1.- Marzo del 2004. Sergio Schmucler reseña el documental “Los Rubios”. La hija de una pareja de desaparecidos inicia, cámara en mano, la búsqueda de los padres ausentes en el recuerdo de vecinos, militantes, escenarios. Una historia más de nuestra trágica historia. Pero el que reseña festeja una novedad: “la mirada desprejuiciada de una joven que no está dispuesta a rendirle homenaje a sus padres desaparecidos, ni a reivindicar (ni reclamar) a la generación a la que pertenecieron (…) El film representa una ruptura en el sentido que no está al servicio del revisionismo que enaltece los setenta sin mediar reflexión”. Sin conocer más que la reseña, ésta puso palabras a la percepción que poseo de mi trabajo de historiador. Un “no” testigo que intenta clarificarse y aportar a la clarificación de la rica, compleja, heroica, aventurera y trágica décadas de los 60 y 70.
Tenía muy pocos años en marzo de 1976 y nula conciencia de lo que ocurría. Cuando la adolescencia, un poco la escuela y, sobre todo, cierta militancia política me acercaron al pasado próximo y macabro, me invadió el interés por esos tiempos y la intuición que tamaña crueldad podía explicarse, también, por la naturaleza humana y política de los que ya no estaban. El interés sólo se sistematizó hace unos años. Pero aun antes, ya percibía que la sociedad y la universidad contradecían, en ciertos casos, una máxima de todos nosotros: la última no siempre era la burbuja autista, por el contrario en esos ciertos casos se correspondía absolutamente con los sentires y las actitudes de la sociedad toda.
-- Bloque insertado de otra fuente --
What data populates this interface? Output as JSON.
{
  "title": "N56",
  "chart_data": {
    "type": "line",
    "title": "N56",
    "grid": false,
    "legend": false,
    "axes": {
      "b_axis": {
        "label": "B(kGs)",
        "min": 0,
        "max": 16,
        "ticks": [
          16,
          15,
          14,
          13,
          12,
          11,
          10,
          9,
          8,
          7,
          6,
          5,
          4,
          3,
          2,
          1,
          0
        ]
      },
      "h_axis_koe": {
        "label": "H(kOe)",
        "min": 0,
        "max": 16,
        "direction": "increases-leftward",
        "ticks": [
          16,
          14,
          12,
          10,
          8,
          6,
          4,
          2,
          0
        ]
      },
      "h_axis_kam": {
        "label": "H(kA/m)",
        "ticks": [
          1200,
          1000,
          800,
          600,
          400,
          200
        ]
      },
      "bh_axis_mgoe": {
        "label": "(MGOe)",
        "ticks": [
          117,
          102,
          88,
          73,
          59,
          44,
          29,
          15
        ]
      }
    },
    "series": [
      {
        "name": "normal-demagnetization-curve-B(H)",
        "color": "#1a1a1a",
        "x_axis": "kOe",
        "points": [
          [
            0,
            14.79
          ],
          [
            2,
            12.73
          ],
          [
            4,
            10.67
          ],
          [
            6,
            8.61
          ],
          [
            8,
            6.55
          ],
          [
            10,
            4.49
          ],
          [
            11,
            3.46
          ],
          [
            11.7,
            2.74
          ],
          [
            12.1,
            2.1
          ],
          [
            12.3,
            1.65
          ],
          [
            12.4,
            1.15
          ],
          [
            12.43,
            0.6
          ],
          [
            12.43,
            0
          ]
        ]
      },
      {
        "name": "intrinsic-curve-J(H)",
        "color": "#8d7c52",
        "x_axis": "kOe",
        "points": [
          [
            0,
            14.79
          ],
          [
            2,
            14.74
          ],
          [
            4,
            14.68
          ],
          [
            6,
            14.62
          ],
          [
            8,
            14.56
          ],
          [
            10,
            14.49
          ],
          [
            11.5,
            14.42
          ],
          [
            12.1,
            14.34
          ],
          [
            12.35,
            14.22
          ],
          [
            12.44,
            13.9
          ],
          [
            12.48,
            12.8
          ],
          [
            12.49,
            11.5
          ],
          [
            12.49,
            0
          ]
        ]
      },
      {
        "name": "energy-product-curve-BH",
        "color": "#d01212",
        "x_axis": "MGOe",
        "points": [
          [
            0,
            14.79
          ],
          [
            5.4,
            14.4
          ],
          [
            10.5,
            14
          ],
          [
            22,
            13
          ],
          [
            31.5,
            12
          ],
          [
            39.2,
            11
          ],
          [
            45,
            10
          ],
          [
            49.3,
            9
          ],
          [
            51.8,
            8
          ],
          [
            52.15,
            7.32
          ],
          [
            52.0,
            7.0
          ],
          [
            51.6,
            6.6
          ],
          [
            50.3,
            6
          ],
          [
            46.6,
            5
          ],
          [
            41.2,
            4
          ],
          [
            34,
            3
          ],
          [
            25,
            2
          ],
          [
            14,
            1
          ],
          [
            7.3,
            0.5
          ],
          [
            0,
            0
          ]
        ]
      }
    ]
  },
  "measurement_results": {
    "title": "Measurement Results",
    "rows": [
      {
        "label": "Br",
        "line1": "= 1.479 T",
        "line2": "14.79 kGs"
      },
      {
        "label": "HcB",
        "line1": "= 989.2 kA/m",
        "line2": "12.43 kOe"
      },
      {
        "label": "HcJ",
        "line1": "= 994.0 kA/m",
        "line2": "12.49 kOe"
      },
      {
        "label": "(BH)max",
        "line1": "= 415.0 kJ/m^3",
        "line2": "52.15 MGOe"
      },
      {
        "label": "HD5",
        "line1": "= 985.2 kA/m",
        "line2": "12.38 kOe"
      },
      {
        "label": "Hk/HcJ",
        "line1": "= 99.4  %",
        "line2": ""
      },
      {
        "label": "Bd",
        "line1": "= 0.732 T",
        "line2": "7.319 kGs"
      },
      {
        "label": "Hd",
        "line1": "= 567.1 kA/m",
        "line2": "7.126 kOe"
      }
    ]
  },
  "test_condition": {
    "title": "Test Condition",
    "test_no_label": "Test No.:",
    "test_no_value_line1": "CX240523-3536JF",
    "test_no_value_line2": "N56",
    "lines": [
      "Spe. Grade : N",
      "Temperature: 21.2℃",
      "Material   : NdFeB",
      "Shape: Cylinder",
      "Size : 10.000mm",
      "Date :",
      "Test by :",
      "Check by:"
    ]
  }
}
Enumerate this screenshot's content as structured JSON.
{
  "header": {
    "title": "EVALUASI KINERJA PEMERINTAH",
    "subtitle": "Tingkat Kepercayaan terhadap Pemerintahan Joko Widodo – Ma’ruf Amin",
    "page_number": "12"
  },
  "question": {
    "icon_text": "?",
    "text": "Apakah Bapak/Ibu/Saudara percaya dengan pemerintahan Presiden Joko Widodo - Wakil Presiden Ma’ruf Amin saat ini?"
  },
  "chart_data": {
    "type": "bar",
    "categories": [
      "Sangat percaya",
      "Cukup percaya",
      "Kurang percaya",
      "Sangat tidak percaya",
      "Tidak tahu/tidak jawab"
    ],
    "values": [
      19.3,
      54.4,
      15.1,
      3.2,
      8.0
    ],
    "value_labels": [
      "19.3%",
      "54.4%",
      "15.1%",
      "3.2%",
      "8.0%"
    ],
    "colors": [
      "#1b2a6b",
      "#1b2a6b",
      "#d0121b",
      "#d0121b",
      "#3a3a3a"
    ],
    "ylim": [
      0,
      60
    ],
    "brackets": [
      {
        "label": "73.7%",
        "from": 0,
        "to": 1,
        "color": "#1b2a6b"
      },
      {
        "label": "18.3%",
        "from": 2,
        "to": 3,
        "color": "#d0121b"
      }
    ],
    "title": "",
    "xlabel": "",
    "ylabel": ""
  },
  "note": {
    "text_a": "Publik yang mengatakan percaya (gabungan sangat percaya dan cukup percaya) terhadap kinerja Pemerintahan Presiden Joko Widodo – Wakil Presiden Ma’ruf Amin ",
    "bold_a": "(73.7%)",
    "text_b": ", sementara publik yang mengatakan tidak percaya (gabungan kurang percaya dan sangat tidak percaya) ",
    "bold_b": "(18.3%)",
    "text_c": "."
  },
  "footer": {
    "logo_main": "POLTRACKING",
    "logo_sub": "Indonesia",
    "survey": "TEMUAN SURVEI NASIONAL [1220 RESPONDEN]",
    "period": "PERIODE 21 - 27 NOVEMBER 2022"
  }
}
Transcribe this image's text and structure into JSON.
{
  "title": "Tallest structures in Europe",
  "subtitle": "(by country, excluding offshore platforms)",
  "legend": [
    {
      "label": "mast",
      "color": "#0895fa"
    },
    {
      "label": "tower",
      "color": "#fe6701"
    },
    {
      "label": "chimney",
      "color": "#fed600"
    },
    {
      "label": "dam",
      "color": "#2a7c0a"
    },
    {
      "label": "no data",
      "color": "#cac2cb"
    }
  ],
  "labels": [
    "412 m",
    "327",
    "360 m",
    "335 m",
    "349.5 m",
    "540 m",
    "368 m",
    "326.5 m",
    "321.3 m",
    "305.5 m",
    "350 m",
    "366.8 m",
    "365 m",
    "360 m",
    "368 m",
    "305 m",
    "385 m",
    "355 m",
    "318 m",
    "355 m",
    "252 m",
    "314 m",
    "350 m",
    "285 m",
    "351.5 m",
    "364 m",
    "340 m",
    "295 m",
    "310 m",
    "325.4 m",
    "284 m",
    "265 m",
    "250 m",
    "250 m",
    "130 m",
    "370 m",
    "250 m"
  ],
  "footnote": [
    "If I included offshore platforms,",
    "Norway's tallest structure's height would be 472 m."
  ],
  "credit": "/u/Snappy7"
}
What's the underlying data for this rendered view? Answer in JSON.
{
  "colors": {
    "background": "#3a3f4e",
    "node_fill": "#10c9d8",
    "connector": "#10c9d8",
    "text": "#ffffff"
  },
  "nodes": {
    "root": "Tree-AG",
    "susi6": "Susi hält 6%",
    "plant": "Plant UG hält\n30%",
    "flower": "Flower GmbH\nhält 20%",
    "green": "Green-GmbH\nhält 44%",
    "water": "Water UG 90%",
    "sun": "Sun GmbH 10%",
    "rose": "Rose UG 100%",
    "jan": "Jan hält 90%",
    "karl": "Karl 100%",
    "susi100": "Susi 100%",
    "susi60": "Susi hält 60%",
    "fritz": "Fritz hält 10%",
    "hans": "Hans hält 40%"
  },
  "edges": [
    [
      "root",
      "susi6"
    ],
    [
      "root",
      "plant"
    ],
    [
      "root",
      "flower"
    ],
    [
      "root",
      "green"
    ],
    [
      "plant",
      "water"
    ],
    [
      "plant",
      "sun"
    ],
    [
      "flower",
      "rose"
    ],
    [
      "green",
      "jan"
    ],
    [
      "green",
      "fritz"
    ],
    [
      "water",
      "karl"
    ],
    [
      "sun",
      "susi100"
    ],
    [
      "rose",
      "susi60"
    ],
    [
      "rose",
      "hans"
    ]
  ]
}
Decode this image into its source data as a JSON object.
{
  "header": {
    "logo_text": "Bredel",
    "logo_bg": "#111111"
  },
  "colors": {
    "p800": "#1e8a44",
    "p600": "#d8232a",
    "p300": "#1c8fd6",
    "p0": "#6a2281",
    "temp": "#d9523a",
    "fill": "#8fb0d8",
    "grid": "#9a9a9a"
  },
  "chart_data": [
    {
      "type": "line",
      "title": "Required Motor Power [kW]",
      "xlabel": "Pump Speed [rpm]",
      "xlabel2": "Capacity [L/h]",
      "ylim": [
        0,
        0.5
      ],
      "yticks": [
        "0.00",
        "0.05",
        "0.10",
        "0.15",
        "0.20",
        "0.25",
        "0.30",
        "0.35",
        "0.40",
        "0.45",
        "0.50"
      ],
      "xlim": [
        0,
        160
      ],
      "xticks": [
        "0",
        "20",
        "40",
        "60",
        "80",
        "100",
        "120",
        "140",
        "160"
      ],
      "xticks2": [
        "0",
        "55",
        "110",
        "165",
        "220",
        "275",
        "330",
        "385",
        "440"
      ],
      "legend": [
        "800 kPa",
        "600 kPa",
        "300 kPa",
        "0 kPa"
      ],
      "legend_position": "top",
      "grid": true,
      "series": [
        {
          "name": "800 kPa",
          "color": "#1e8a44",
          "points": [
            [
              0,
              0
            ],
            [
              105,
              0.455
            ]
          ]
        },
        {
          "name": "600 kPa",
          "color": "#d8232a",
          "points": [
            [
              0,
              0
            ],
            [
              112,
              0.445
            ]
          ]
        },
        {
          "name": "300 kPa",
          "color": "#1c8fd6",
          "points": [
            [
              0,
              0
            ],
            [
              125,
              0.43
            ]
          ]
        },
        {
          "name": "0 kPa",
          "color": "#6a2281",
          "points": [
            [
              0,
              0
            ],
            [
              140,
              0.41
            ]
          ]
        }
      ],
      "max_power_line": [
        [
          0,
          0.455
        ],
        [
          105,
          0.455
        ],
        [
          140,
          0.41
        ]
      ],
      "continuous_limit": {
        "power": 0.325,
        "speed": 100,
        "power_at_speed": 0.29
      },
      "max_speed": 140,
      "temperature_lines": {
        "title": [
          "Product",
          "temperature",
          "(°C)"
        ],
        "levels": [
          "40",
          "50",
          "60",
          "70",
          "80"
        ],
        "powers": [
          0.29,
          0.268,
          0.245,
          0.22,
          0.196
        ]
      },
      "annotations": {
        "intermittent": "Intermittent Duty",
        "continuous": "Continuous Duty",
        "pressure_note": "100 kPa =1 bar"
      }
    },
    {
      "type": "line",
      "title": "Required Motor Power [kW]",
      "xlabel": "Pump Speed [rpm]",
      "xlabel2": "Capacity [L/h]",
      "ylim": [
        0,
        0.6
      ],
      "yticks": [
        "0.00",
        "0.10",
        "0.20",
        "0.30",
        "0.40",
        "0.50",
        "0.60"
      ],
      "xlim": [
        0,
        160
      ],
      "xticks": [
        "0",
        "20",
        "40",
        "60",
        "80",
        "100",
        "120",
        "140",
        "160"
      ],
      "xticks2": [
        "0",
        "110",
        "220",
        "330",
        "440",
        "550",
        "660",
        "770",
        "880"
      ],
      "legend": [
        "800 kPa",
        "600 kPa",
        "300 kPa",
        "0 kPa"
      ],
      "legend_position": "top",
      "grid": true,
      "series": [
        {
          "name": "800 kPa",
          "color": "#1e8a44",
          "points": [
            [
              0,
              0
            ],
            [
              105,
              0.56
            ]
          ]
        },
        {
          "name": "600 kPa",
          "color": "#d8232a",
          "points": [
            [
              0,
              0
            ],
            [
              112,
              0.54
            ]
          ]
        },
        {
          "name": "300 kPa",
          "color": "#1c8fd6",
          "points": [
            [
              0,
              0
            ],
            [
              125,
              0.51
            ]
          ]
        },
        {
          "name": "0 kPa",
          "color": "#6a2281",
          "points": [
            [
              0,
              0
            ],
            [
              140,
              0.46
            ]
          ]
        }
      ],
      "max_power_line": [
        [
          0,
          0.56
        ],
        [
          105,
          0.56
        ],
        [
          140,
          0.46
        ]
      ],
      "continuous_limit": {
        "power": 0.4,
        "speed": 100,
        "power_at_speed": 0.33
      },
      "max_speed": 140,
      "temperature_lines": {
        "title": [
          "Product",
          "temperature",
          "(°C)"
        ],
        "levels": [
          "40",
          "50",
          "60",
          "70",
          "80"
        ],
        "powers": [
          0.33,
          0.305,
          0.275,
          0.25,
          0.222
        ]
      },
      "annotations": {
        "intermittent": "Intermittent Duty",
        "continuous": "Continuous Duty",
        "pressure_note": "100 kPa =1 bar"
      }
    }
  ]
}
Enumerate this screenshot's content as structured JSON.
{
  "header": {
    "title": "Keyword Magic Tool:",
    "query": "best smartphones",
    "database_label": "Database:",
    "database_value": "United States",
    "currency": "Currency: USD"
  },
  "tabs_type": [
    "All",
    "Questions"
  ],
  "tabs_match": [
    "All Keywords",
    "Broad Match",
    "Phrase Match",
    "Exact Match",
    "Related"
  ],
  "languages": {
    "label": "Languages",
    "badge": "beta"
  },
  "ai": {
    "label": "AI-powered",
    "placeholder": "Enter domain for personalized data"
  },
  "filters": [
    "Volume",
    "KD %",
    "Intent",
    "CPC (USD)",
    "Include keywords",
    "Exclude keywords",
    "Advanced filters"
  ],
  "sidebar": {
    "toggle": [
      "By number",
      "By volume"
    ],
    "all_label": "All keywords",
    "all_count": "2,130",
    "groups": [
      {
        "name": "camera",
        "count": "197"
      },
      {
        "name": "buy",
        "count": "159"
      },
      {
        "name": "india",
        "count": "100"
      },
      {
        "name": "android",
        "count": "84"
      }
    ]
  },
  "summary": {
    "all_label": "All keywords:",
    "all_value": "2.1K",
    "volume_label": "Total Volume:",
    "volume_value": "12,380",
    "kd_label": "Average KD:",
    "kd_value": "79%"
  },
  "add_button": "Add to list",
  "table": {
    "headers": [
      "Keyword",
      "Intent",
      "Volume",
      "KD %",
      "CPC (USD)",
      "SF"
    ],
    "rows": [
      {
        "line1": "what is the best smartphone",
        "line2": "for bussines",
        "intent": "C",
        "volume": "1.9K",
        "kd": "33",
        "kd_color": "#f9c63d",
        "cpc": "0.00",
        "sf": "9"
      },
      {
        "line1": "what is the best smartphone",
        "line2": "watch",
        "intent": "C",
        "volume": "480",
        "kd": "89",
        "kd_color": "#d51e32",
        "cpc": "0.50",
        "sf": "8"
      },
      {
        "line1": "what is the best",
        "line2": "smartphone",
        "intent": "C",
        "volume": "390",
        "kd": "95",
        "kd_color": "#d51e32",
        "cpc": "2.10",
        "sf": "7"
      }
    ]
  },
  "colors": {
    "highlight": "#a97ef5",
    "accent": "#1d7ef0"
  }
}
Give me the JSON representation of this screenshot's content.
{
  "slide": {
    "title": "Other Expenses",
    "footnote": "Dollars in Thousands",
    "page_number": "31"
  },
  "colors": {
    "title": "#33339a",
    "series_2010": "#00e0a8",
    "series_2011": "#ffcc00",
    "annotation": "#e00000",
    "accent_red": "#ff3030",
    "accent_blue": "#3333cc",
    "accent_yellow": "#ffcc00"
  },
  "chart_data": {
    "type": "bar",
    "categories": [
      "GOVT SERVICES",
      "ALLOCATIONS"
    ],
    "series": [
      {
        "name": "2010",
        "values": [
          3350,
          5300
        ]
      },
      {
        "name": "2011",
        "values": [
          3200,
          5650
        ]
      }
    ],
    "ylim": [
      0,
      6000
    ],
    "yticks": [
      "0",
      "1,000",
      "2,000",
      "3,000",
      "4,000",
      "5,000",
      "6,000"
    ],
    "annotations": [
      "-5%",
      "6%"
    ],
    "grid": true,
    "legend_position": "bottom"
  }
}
No se podía hablar del demonio Videla sin recurrir a la figura demoníaca de Firmenich que englobaba a tantos otros. Pero como el todo sonaba a injusto y contradecía ciertas posturas estéticas del momento, empezamos a consumir la imagen del desaparecido como un ser que mientras miraba televisión desapareció… sin que nunca sepamos las razones que lo convirtieron en blanco de los grupos de tareas. Los muy demócratas maestros (profesores o simples ciudadanos) reivindicaban al desaparecido negándoles una parte importante de su identidad, de sus luchas, de sus elecciones, de sus apuestas. Rodolfo Walsh no era un oficial de inteligencia Montonero, era solo el brillante intelectual que fue.
No entendía a la muy demócrata, pero nunca casta, sociedad argentina y su necesidad de parcializar la mirada. No entendía el miedo al debate “siempre postergado, siempre temido” (Osvaldo Bayer) de ese periodo de nuestra historia. Tal vez por ello en nuestros libros abundan dictadores y dictaduras y escasean revolucionarios y revoluciones. Tal vez por ello esa obsesión por la muerte y la derrota de una generación más no con la vida de la misma. Mi hipótesis inicial consistía en que dicha situación era el fruto de una tarea intelectual militante contra el olvido y la impunidad. Lo sigo creyendo, pero sin dudas algo más debe haber.
Por ello mi interés se dirigió a la historia de los hombres y mujeres que aterrorizaron a los jefes económicos y a los militares. Mi situación era y es la del ignorante que intenta comprender un periodo que para nosotros no está del todo esclarecido. Me refiero a un nosotros generacional, porque para muchos que nos anteceden las cosas parecen estar más claras bajo el argumento, inapelable, de la partida de nacimiento. Esa que nos informa que dichos años los encontraron con la edad suficiente para conocer la realidad de nuestro país. Es raro, muchos de ellos nos dicen que no sabían que la gente estaba desapareciendo. Tal vez por ello, aunque respetaba la condición de testigo y/o protagonista, me oponía en silencio al autoritarismo del “yo lo viví”.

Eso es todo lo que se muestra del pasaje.